The word observe above wasn't an accident - in addition to building your infrastructure via IaC, you should consider observability to be an MVP feature. Logging, metrics and traceability are essential when you're trying to debug an anomolous behavior. Using an APM (New Relic, Datadog, etc) is probably a time-saving move as there are pre-defined dashboards for many types of workloads.
Having IaC provides another benefit that can't be understated - it enables test instances of your application to be created and destroyed easily which means that for a few tens of dollars, you can run load tests on infrastructure that exactly matches production. There are even tools that can record network traffic on your production system and replay these requests on your test network. Make sure you've got realistic data to prepopulate the system when it's created ... and for your wallet's sake, don't forget to automate the destruction of these resources when the test has completed.

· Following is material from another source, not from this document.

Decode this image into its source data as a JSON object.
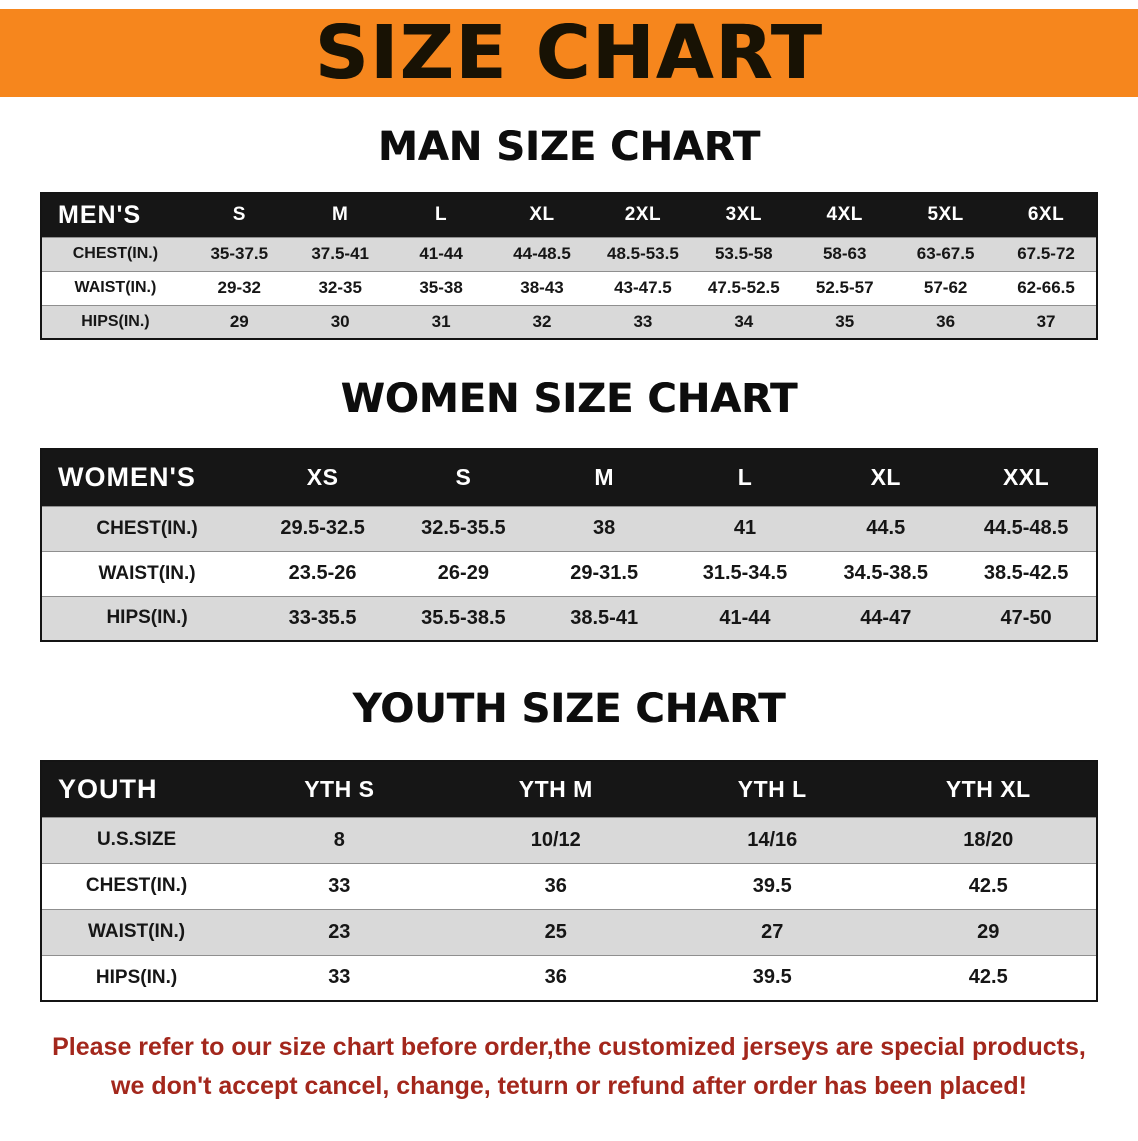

Chaos testing (Netflix's Simian Army, etc) is a great way to find edge-cases without waiting for them to show up on your production system. If you're focused on resilience, this is a great way to exercise failure states. I like to think of it as fuzz testing for systems.
If you define you're infra as Terraform, which I would generally encourage - you can use terratest[0] as a test framework for the infrastructure itself.
I've come to really prefer managing infrastucture as a github repo full of terraform this way.
The type of test determines what the best way to perform it is.